Introduction
Coeliac disease (CD) is a disease of the small intestine characterised by the development of villous atrophy, in response to ingestion of dietary proteins contained in wheat, barley and rye (Kelly et al., 1990). Villous atrophy, in turn, results in malabsorption of essential nutrients with the development of steatorrhea, weight loss and specific deficiency syndromes. Villous atrophy is associated with a cellular infiltrate comprising increased intra-epithelial lymphocytes, increased lamina propria lymphocytes and plasma cells (Anand et al., 1981; Fry et al., 1972; Ferguson,1987; Lancaster–Smith, Kumar & Dawson, 1975). Coeliac disease is tightly linked genetically to genes encoded in the major histocompatibility complex (MHC). In this respect it is similar to the auto-immune diseases of thyroid, pancreas and joints. However, since the precipitating agent is known, coeliac disease may serve as a useful model for auto-immune disease in the human if the interactions between genetic and environmental factors can be adequately defined. In this respect, an understanding of the genetic basis of coeliac disease is essential for an understanding of the immune hypotheses of the disease.

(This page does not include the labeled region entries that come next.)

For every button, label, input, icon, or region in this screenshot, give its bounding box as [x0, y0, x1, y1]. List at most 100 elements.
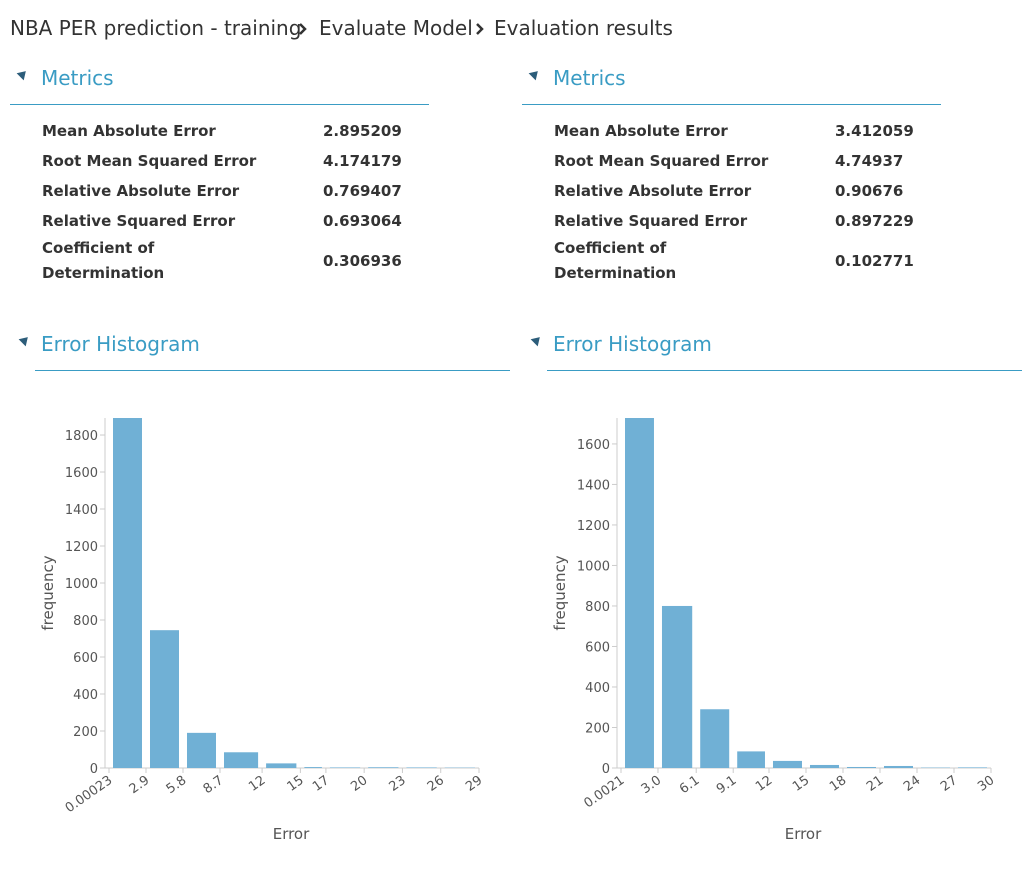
- metric-row: Relative Absolute Error 0.769407: [42, 176, 402, 206]
- bar: [223, 752, 259, 768]
- metric-value: 0.693064: [323, 212, 402, 230]
- x-tick-label: 9.1: [714, 773, 740, 797]
- metrics-table: Mean Absolute Error 2.895209 Root Mean Squ…: [42, 116, 402, 286]
- metric-label: Root Mean Squared Error: [554, 151, 769, 170]
- y-tick-label: 1600: [577, 438, 610, 453]
- bar: [186, 732, 216, 768]
- bar: [329, 767, 361, 768]
- x-tick-label: 0.0021: [581, 773, 627, 811]
- bar: [304, 767, 322, 768]
- x-tick-label: 12: [753, 773, 775, 795]
- breadcrumb-item: NBA PER prediction - training: [10, 16, 302, 40]
- chevron: [476, 23, 484, 35]
- x-tick-label: 8.7: [201, 773, 227, 797]
- metrics-table: Mean Absolute Error 3.412059 Root Mean Squ…: [554, 116, 914, 286]
- bar: [883, 765, 913, 768]
- bar: [661, 605, 693, 768]
- metric-row: Mean Absolute Error 2.895209: [42, 116, 402, 146]
- bar: [809, 764, 839, 768]
- y-tick-label: 1200: [65, 540, 98, 555]
- metric-value: 0.306936: [323, 252, 402, 270]
- section-rule: [547, 370, 1022, 371]
- x-tick-label: 27: [938, 773, 960, 795]
- metric-label: Relative Squared Error: [42, 211, 236, 230]
- x-tick-label: 20: [348, 773, 370, 795]
- bar: [957, 767, 987, 768]
- metric-value: 4.174179: [323, 152, 402, 170]
- x-tick-label: 15: [285, 773, 307, 795]
- y-axis-label: frequency: [551, 555, 569, 630]
- metric-row: Relative Absolute Error 0.90676: [554, 176, 914, 206]
- bar: [625, 418, 654, 768]
- bar: [700, 709, 730, 768]
- y-tick-label: 600: [73, 651, 98, 666]
- bar: [368, 767, 399, 768]
- x-axis-label: Error: [785, 825, 822, 843]
- metric-row: Relative Squared Error 0.693064: [42, 206, 402, 236]
- y-tick-label: 400: [73, 688, 98, 703]
- metric-row: Root Mean Squared Error 4.74937: [554, 146, 914, 176]
- x-tick-label: 29: [463, 773, 485, 795]
- x-tick-label: 21: [864, 773, 886, 795]
- metric-value: 0.897229: [835, 212, 914, 230]
- x-tick-label: 24: [901, 773, 923, 795]
- metric-value: 0.102771: [835, 252, 914, 270]
- y-tick-label: 200: [73, 725, 98, 740]
- x-axis-label: Error: [273, 825, 310, 843]
- section-title: Metrics: [41, 66, 114, 90]
- x-tick-label: 26: [425, 773, 447, 795]
- breadcrumb-item: Evaluation results: [494, 16, 673, 40]
- bar: [406, 767, 437, 768]
- section-rule: [35, 370, 510, 371]
- section-title: Error Histogram: [553, 332, 712, 356]
- y-axis-label: frequency: [39, 555, 57, 630]
- metric-row: Mean Absolute Error 3.412059: [554, 116, 914, 146]
- x-tick-label: 18: [827, 773, 849, 795]
- x-tick-label: 12: [246, 773, 268, 795]
- section-title: Metrics: [553, 66, 626, 90]
- metric-row: Relative Squared Error 0.897229: [554, 206, 914, 236]
- x-tick-label: 2.9: [127, 773, 153, 797]
- y-tick-label: 600: [585, 640, 610, 655]
- x-tick-label: 0.00023: [63, 773, 116, 816]
- metric-row: Coefficient of Determination 0.102771: [554, 236, 914, 286]
- y-tick-label: 0: [602, 762, 610, 777]
- chevron: [299, 23, 307, 35]
- section-rule: [522, 104, 941, 105]
- x-tick-label: 6.1: [677, 773, 703, 797]
- section-rule: [10, 104, 429, 105]
- bar: [737, 751, 765, 768]
- metric-label: Relative Squared Error: [554, 211, 748, 230]
- x-tick-label: 15: [790, 773, 812, 795]
- bar: [113, 418, 142, 768]
- x-tick-label: 3.0: [639, 773, 665, 797]
- y-tick-label: 0: [90, 762, 98, 777]
- metric-value: 2.895209: [323, 122, 402, 140]
- y-tick-label: 800: [73, 614, 98, 629]
- x-tick-label: 5.8: [164, 773, 190, 797]
- y-tick-label: 1200: [577, 519, 610, 534]
- metric-label: Mean Absolute Error: [42, 121, 216, 140]
- metric-value: 4.74937: [835, 152, 904, 170]
- metric-label: Coefficient of Determination: [554, 239, 677, 282]
- y-tick-label: 1000: [65, 577, 98, 592]
- x-tick-label: 17: [310, 773, 332, 795]
- metric-value: 3.412059: [835, 122, 914, 140]
- metric-label: Relative Absolute Error: [42, 181, 240, 200]
- metric-value: 0.769407: [323, 182, 402, 200]
- bar: [772, 760, 802, 768]
- section-title: Error Histogram: [41, 332, 200, 356]
- y-tick-label: 1400: [65, 503, 98, 518]
- metric-label: Relative Absolute Error: [554, 181, 752, 200]
- metric-row: Root Mean Squared Error 4.174179: [42, 146, 402, 176]
- y-tick-label: 400: [585, 681, 610, 696]
- y-tick-label: 1000: [577, 559, 610, 574]
- metric-row: Coefficient of Determination 0.306936: [42, 236, 402, 286]
- y-tick-label: 1800: [65, 429, 98, 444]
- breadcrumb-item: Evaluate Model: [319, 16, 473, 40]
- metric-label: Root Mean Squared Error: [42, 151, 257, 170]
- y-tick-label: 200: [585, 721, 610, 736]
- metric-label: Coefficient of Determination: [42, 239, 165, 282]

Genetic studies of coeliac disease
Coeliac disease shows a geographical predeliction, with a particularly high incidence in Northern Europe. There is a clear familial predisposition to the disease (Myllotte et al., 1974), but this does not follow classical Mendelian patterns, suggesting the possibility of multigenic and/or multifactorial aetiopathogenesis. Concordance in monozygotic twins occurs in approximately 75% of cases (Walker–Smith, 1973).